1) Non vi è stata nessuna partecipazione attiva da parte della cittadinanza.
2) Non è contenuto un piano del traffico relativo.
3) Programma delle piste ciclabili nel territorio della Lecciona dove la competenza ricade sotto il parco di San Rossore, con caratteristiche in contrasto con i dettami della Natura 2000 (vedi previsioni luci a led).
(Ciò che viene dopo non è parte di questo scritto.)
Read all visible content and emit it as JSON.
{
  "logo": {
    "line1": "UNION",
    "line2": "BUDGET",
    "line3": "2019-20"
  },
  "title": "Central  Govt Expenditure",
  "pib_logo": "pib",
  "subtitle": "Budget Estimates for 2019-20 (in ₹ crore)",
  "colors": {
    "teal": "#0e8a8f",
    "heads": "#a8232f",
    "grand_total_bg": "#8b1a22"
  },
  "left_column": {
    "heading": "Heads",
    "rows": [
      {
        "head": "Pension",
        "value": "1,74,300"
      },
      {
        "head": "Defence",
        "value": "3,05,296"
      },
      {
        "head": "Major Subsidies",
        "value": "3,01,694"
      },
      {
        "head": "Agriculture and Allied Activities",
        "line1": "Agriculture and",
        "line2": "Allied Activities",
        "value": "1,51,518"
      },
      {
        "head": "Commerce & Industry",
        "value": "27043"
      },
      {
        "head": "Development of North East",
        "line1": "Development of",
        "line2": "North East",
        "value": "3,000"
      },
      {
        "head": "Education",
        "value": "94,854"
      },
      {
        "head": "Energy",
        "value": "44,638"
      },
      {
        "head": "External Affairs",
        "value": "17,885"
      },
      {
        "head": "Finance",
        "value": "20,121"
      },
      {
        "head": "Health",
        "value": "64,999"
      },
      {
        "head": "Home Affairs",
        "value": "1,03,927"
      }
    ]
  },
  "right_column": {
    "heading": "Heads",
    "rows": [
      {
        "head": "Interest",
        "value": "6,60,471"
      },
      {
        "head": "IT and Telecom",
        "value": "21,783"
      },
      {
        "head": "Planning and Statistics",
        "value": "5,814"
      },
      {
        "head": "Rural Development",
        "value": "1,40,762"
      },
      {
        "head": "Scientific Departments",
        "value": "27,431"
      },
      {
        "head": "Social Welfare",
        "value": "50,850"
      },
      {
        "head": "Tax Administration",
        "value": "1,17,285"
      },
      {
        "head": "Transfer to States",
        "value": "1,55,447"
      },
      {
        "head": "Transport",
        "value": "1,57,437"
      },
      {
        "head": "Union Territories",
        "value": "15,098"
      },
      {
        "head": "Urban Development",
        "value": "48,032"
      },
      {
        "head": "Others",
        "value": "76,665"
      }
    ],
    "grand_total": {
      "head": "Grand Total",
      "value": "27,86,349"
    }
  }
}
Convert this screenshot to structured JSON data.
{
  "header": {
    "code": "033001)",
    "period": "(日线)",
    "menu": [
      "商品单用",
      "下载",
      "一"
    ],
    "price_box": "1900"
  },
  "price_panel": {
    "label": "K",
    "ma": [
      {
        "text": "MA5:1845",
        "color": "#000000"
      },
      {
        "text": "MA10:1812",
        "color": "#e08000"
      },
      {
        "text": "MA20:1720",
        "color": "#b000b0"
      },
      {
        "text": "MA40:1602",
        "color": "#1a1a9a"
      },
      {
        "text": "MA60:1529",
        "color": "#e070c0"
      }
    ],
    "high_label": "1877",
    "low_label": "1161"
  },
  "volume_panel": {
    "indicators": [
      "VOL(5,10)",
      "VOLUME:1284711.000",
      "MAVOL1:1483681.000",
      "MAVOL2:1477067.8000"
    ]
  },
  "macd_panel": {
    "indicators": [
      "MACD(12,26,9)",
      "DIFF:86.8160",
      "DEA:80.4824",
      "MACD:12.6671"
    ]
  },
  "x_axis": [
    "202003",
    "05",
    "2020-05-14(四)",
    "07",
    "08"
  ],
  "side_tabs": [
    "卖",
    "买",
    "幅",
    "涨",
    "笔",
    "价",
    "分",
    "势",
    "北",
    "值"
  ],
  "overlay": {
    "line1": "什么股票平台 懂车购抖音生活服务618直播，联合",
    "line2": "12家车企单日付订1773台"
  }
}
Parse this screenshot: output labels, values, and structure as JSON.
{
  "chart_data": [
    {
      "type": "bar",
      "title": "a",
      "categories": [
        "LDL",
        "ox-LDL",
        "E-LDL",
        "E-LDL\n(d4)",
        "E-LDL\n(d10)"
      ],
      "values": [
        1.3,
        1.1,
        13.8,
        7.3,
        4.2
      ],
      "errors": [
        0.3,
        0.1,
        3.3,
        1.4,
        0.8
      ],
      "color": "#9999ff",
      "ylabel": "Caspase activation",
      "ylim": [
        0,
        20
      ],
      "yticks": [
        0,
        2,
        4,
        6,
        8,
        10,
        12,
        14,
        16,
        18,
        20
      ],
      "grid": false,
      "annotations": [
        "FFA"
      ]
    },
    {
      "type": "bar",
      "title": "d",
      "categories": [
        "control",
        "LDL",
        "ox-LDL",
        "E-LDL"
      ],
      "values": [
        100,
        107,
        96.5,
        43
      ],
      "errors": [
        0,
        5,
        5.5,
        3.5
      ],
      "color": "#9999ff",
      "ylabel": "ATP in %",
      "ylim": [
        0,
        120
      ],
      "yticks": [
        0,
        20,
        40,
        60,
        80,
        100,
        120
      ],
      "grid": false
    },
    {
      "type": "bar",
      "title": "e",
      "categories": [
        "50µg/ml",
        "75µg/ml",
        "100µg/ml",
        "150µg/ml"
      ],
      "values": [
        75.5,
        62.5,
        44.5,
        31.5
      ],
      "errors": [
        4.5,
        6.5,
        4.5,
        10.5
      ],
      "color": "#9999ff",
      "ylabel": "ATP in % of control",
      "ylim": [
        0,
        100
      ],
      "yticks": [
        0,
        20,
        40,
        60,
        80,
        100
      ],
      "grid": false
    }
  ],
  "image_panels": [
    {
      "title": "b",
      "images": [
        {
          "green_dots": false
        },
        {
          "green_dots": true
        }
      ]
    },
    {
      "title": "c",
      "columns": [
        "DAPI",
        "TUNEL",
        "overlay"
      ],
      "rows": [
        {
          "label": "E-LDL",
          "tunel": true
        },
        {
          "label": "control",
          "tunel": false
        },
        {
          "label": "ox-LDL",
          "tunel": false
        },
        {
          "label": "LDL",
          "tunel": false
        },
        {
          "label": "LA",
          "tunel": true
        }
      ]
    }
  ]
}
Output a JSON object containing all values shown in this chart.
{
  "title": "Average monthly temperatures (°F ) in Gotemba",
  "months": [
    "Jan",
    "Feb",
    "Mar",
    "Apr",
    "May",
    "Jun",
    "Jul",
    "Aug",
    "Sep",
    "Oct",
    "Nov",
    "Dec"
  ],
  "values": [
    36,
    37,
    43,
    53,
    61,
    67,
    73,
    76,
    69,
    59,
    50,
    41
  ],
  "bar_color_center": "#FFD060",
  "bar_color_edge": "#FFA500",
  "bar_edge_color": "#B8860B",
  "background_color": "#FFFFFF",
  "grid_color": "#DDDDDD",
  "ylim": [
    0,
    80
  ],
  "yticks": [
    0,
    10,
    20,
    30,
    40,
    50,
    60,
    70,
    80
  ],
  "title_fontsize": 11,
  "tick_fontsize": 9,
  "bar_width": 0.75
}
Appare aggredire pretestuosamente la Riserva Naturale della Lecciona e le nostre pinete.
4) Nessuna indicazione per la realizzazione della Ciclabile Tirrenica, dimenticandosi delle indicazioni del parco di San Rossore e della regione Toscana.
5) La competenza della Mover è molto dubbia in quanto il piano dovrebbe essere redatto da naturalistici, biologi e esperti di ecologia urbana che in relazione alle componenti animali e vegetali devono precisare come incidono le previsioni.
Italia Nostra Versilia invita il nuovo sindaco a rivedere il piano della mobilità ed adeguarlo alle regole dell'Unione europea ed alle protezioni di Natura 2000", conclude Claudio Grandi.